In this passage, God reaffirms His promises of all the land of Canaan to Abraham’s descendants, which eventually form the nation of Israel. Thus, the compliance with justice and righteousness become a pillar of the nation called out to be a light unto all the other nations. Just note the coupling of justice and righteousness references found in the Proverbs and Psalms, which are some of the foundational building blocks used to teach the children of Israel the ways of the Lord, and describe the reward for being just and righteous:

“My son, if you will receive my words and treasure my commandments within you, make your ear attentive to wisdom, incline your heart to understanding; for if you cry for discernment, lift your voice for understanding; if you seek her as silver and search for her as for hidden treasures; then you will discern the fear of the LORD and discover the knowledge of God. For the LORD gives wisdom; from His mouth come knowledge and understanding. He stores up sound wisdom for the upright; He is a shield to those who walk in integrity, guarding the paths of justice, and He preserves the way of His godly ones. Then you will discern righteousness and justice and equity and every good course. For wisdom will enter your heart and knowledge will be pleasant to your soul; discretion will guard you, understanding will watch over you” (Proverbs 2:1-11).

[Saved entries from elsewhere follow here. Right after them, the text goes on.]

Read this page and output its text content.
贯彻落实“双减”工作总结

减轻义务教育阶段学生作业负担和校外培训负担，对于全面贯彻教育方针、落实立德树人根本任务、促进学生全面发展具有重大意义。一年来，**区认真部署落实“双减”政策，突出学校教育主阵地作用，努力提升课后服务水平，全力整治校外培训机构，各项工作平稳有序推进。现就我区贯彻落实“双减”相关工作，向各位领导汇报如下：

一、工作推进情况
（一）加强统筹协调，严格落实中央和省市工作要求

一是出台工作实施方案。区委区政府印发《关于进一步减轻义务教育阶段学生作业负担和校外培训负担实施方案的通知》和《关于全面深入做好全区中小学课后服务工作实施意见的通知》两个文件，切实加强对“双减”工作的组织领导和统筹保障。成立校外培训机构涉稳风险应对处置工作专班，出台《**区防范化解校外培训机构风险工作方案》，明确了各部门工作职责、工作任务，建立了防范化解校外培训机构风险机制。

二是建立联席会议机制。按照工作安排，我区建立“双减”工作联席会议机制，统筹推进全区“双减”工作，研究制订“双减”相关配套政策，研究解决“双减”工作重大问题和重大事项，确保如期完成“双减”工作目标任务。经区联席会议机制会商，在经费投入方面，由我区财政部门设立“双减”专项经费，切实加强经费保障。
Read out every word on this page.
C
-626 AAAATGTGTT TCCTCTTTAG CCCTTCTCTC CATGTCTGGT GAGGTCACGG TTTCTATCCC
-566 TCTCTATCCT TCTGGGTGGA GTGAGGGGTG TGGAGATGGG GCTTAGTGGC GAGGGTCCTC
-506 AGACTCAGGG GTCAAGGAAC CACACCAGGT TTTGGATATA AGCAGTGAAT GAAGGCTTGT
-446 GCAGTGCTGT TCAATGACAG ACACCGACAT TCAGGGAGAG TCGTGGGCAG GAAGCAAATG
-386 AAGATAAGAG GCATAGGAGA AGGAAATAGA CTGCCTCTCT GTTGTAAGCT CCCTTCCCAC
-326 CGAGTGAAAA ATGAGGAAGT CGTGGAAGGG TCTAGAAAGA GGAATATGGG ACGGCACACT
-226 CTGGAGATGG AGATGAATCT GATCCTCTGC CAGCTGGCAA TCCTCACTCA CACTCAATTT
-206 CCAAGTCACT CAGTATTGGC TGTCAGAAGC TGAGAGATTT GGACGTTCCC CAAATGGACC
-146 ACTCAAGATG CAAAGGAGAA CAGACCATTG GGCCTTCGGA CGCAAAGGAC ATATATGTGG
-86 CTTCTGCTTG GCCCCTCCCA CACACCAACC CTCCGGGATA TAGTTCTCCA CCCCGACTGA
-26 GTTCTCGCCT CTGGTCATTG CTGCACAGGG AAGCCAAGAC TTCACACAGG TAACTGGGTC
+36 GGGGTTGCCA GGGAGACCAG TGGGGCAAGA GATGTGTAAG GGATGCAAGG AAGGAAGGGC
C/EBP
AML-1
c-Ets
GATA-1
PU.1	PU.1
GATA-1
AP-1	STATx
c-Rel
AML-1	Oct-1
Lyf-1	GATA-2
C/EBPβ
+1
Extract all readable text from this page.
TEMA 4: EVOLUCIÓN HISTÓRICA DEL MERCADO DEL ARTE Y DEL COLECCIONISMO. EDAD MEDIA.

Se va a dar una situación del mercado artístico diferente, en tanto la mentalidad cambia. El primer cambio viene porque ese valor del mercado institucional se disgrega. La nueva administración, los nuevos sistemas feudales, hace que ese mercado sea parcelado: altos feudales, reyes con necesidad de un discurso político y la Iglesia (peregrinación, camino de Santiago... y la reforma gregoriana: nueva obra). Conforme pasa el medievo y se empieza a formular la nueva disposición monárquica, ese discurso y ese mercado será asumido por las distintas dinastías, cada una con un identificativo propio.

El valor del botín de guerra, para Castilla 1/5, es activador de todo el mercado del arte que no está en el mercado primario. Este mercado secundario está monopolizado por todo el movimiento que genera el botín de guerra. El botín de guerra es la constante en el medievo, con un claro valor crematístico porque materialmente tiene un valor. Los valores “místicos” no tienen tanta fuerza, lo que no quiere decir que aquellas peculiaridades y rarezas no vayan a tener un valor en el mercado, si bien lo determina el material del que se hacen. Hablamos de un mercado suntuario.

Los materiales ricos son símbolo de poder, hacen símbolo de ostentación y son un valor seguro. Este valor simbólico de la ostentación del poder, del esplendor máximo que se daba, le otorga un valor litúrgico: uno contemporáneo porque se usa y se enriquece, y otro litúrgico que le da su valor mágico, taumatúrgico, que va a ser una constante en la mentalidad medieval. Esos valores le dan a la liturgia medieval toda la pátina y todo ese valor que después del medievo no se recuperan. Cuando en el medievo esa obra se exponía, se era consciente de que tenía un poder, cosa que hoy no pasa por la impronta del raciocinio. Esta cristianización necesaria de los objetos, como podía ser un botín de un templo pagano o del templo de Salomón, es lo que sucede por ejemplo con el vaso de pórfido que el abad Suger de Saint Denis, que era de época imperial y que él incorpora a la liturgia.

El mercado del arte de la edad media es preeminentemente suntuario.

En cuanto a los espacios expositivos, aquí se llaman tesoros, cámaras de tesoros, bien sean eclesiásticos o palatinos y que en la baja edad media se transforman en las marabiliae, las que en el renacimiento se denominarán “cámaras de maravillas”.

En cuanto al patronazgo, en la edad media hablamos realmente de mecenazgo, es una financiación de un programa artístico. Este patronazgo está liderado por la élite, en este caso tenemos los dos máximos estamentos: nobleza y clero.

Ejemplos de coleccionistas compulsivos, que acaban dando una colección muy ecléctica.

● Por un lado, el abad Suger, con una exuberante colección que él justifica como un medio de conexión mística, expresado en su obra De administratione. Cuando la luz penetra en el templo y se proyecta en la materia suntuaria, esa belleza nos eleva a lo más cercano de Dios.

“To do righteousness and justice is desired by the LORD more than sacrifice” (Proverbs 21:3).

“Righteousness and justice are the foundation of Your throne; lovingkindness and truth go before You” (Psalm 89:14).

“How blessed are those who keep justice, who practice righteousness at all times!” (Psalm 106:3).

“For the LORD loves justice and does not forsake His godly ones; they are preserved forever, but the descendants of the wicked will be cut off. The righteous will inherit the land and dwell in it forever” (Psalm 37:28-29).

Justice and righteousness are godly attributes which define what the Prophet Isaiah references throughout his declarations. Here are a few Scriptures which reflect the ultimate restoration of all things, including the arrival of the Messiah, as a child and a Servant:

“Therefore the Lord GOD of hosts, the Mighty One of Israel, declares, ‘Ah, I will be relieved of My adversaries and avenge Myself on My foes. I will also turn My hand against you, and will smelt away your dross as with lye and will remove all your alloy. Then I will restore your judges as at the first, and your counselors as at the beginning; after that you will be called the city of righteousness, a faithful city.’ Zion will be redeemed with justice and her repentant ones with righteousness” (Isaiah 1:24-27).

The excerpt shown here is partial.